Der Mann steckte die Frau schon immer gern in Schubladen, auf den zwei bekanntesten, in Literatur wie bildender Kunst gern genützten, steht "Heilige" und "Hure". Und während er sich selbst der "Kultur" - also dem Geistigen, Leidenschaftslosen - zuschlug, war die Frau "Natur". Selbstverständlich stand der Geist über der Natur. Es ist noch nicht lange her, dass Künstlerinnen dieses männliche Weltordnungs- und Abbildungs-Monopol gebrochen haben, dass sie ihre Frauen-Bilder gegen das Klischee setzten. Mit Selbstbewusstsein und oft auch mit wunderbarer Ironie.

Ein junges Medium wie die Fotografie aber bietet reichlich Möglichkeiten zu thematisieren, wie Frauen Frauen abbilden. In der Fotografie-Sammlung der DZ Bank, die von einer Frau, Luminita Sabau, betreut wird, finden sich Beispiele zuhauf - von denen eine imponierende Zahl Platz gefunden hat in der Schau "Herrlich weiblich!" im Frankfurter "Art Foyer" der Bank.
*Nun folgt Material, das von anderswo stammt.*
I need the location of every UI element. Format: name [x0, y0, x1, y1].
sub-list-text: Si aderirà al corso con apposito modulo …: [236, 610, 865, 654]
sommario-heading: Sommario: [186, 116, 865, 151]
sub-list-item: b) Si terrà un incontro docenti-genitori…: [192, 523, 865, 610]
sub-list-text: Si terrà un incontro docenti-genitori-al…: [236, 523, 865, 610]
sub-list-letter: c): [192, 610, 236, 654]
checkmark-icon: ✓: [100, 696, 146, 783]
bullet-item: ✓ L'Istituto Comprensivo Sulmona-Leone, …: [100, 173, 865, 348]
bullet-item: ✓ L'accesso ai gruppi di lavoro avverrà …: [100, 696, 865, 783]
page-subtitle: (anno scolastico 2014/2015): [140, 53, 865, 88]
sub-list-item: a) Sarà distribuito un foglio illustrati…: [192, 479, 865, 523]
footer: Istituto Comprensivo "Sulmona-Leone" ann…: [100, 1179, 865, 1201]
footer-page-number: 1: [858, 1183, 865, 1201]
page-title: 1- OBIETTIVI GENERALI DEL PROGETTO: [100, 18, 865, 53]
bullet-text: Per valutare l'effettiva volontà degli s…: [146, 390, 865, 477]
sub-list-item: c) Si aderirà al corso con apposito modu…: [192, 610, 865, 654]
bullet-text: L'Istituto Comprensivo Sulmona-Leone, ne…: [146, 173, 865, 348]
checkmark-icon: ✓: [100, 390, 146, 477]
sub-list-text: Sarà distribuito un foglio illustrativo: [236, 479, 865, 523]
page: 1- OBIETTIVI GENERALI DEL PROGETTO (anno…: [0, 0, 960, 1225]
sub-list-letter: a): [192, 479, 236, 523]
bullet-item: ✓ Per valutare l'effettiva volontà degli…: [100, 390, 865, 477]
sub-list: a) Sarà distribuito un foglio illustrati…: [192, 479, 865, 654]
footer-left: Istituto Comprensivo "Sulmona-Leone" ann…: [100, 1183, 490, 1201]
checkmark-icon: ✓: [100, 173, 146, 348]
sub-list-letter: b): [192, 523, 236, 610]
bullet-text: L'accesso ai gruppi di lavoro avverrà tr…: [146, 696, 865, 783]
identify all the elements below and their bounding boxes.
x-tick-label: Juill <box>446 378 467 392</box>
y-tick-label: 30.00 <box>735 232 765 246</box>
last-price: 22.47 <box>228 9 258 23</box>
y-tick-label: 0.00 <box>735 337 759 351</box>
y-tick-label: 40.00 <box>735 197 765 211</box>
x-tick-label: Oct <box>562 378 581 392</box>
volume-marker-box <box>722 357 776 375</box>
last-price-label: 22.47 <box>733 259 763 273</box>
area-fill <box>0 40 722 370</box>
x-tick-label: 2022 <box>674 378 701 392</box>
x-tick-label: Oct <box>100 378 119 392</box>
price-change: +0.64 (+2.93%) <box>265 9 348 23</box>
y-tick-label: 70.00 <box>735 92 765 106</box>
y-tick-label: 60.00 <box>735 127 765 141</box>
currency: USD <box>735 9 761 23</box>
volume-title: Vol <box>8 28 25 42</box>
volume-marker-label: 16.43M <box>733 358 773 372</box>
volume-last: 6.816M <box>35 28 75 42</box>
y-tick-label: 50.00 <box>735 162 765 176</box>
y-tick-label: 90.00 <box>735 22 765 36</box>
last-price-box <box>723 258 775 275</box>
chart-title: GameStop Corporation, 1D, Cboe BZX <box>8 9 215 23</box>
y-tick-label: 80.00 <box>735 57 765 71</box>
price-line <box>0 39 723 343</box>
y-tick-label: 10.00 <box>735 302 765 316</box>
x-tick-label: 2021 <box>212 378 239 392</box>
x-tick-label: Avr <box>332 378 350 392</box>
Die Arbeiten sind überwiegend von Künstlerinnen, aber Männer - Jochen Gerz, Ken Lum, Richard Prince - sind nicht komplett ausgeschlossen.

Spiel mit Klischee und Tabu

Die Amerikanerin Laura Aguilar spielt vielleicht am offensivsten mit Klischees und Tabus, indem sie sich nackt in eine Landschaft legt, zu großen runden Steinen etwa. Ihre Wölbungen und Rundungen (sie ist dick) fügen sich so harmonisch, organisch ein, dass man den ausladenden Körper als zugehörig und auch schön empfindet. Groß in Umfang, aber auch in Lebensfreude ist eine von Graciela Iturbide aus der Untersicht fotografierte Mexikanerin: Sie lacht, strahlt pralle Lebenskraft aus. Eine andere von Iturbides starken Frauen trägt ein Bukett aus Echsen auf dem Kopf, die beunruhigend lebendig aussehen und es ja vielleicht sogar sind.

Ironisch mit Frauenstärke und Männerangst spielen Bernhard Prinz und Floria Sigismondi. Prinz fotografierte in der Manier eines mittelalterlichen Gemäldes "Zwei Eier im Glas": An einem Tisch sitzen zwei strenge, barbusige Schöne, vor ihnen die titelgebenden und noch unbeschädigten (Hühner-)Eier im Glas. Sigismondi lässt eine feixende Alte mit Schwesternhaube schreckliche Instrumente präsentieren, während links hinten ein junger Mann im Krankenhaushemd sich hinter einem Bett zu verstecken versucht. Die junge Frau im Bild daneben gliche einer Madonna, hielte sie nicht Messer und Skalpelle.

Blitzlichter auf ein Leben

Die Gewalt, von der man täglich in der Zeitung liest, thematisiert die Australierin Tracey Moffatt in ihrer neunteiligen Arbeit "Something more". Es sind Blitzlichter auf ein Leben, Fragmente einer Geschichte: In der ersten Fotografie steht träumend eine dunkelhaarige junge Frau, hinter ihr lehnt eine Blonde mit Fluppe im Mund in der Tür einer Holzhütte. Durch die offene Tür sieht man einen Mann, seine Muskeln glänzen im Licht wie eine Drohung. Auf Bild neun liegt die junge Frau tot im Staub, ihr Kleid ist hochgeschoben. Man sieht das Eck ihres Koffers, mit dem sie vermutlich in ein besseres Leben wollte.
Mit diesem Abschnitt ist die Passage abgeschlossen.